In an editorial accompanying the NEJM publication, Christie M. Ballantyne, MD, and Vijay Nambi, MD, Baylor College of Medicine, Houston, Texas, point out that although the AEGIS-II trial showed no clinically meaningful early benefit, the trend towards possible benefit suggests that increasing cholesterol efflux capacity and reverse cholesterol transport may still have potential as a longer-term strategy if medications that can be used over the long term are developed and tested in populations with a decreased cholesterol efflux capacity.

Significant Benefit With High LDL 

While presenting the exploratory analysis, Gibson pointed out that there was a positive interaction between the effect of CSL112 and baseline LDL levels. 

In patients with baseline LDL levels below 100 mg/dL, there was no effect of CSL112 on the primary composite endpoint at any timepoint. 

However, in patients with baseline LDL levels above 100 mg/dL, CSL112 was associated with significant reductions in the primary composite endpoint at all timepoints (Table 1). 

Table 1. Incidence of Primary Composite Endpoint in Patients With Baseline LDL > 100 mg/dL

Timepoint  CSL112, % Placebo, % HR (95% CI)  P value 
90 days  3.4 4.9 0.69 (0.53 – 0.90) .007
180 days  5.3 7.3 0.71 (0.57 – 0.88) .002
365 days  7.8 9.9 0.78 (0.65 – 0.93) .006

Gibson said the results of the exploratory analysis make biological sense but need prospective verification. 

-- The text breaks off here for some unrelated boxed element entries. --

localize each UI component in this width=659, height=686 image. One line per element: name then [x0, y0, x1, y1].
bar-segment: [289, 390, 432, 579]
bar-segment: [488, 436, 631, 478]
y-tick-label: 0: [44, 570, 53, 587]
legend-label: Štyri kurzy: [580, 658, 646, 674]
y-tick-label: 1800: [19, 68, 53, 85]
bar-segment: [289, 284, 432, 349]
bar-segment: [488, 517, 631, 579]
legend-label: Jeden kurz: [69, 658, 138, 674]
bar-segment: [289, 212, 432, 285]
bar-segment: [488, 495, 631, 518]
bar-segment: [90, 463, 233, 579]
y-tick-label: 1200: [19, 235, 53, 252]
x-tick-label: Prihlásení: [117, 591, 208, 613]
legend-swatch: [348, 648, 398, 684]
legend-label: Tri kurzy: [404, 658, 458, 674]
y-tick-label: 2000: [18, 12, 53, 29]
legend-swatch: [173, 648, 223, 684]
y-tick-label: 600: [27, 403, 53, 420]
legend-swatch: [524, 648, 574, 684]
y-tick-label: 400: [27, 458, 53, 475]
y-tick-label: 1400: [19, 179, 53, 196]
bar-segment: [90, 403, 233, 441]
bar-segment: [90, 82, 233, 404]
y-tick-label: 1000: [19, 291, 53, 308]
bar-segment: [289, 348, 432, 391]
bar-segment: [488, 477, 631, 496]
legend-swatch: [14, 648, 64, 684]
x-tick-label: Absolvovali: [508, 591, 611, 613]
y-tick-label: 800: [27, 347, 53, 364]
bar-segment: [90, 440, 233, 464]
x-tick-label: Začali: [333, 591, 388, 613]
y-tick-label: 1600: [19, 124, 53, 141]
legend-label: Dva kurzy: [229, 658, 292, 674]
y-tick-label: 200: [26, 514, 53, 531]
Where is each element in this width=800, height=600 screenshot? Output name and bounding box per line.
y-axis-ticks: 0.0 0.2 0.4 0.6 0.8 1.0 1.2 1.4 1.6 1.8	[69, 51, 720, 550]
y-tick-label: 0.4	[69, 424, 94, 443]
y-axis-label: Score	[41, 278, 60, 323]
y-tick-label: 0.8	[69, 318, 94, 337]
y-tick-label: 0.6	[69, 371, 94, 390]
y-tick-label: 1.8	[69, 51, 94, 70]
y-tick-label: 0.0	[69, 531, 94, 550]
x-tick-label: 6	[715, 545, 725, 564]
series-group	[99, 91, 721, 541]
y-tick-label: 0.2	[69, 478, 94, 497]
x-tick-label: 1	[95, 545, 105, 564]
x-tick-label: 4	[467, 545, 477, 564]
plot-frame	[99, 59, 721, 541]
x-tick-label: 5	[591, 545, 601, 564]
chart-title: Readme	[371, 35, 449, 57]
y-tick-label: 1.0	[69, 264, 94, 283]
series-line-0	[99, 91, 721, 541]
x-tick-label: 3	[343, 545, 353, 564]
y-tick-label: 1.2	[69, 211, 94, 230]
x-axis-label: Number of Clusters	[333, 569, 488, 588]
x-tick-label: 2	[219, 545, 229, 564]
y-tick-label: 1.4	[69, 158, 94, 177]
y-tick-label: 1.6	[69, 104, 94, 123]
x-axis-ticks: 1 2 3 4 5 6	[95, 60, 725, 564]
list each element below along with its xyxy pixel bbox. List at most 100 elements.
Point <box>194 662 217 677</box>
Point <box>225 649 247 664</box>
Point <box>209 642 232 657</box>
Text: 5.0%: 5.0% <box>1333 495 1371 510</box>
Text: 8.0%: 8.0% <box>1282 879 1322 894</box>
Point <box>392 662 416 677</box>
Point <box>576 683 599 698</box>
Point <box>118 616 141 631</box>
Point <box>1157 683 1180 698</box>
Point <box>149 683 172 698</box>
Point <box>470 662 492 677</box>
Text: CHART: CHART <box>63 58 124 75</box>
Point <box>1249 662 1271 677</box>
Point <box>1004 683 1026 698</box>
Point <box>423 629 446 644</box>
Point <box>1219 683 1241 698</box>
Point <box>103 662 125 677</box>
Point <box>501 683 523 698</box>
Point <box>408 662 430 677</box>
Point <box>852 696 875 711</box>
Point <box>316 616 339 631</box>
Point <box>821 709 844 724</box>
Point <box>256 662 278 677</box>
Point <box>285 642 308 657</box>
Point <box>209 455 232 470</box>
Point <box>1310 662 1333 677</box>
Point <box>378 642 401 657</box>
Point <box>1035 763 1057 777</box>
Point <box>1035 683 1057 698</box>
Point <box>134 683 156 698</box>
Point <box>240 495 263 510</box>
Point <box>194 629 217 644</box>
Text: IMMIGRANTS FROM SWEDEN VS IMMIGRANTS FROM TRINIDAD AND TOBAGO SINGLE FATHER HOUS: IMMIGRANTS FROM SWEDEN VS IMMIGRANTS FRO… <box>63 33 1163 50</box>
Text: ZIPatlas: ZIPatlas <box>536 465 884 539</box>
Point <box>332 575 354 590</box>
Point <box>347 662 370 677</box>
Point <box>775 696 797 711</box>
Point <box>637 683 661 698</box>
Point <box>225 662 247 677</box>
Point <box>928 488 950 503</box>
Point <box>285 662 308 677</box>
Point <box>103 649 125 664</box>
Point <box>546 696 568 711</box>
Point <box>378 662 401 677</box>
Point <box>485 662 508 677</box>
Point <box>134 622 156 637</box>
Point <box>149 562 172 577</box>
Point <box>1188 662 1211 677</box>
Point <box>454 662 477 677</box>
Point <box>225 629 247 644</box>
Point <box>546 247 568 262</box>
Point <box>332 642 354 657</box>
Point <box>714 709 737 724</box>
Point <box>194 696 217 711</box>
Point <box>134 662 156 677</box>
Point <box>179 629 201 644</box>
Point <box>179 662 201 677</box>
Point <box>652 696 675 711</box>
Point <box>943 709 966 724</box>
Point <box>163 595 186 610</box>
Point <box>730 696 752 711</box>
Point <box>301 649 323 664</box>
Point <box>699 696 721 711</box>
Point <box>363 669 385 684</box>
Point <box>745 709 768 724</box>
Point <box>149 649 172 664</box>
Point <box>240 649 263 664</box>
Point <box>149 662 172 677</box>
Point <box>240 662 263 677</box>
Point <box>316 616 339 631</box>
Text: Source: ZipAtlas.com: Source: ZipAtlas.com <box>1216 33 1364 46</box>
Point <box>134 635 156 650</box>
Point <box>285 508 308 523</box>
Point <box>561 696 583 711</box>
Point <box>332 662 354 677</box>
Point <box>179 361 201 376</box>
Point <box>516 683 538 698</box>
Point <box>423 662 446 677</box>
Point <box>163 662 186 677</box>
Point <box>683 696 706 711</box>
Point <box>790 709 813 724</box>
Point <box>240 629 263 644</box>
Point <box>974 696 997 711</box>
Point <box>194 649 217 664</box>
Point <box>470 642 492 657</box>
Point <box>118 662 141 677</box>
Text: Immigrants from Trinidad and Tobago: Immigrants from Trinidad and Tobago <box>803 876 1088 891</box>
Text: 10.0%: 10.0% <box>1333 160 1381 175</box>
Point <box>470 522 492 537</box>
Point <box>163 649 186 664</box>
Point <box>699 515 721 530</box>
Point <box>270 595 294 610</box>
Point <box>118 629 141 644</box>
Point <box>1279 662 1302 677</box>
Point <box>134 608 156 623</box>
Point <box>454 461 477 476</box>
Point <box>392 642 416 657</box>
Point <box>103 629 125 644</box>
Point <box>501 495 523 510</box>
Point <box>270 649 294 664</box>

Commenting for theheart.org | Medscape Cardiology, lipid expert Steve Nissen, MD, Cleveland Clinic, Ohio, described the study as “pretty clearly negative,” adding that it was “disappointing for everyone who wanted HDL to work.”

He said the exploratory analysis suggesting benefit in patients with higher LDL levels was a reasonable hypothesis, but there is always a risk of false-positive results with such post-hoc analyses. 

Nissen also pointed out that having a raised LDL level did not necessarily correlate with lipid-laden plaques, so many assumptions were being made.

The AEGIS-II trial was supported by CSL Behring.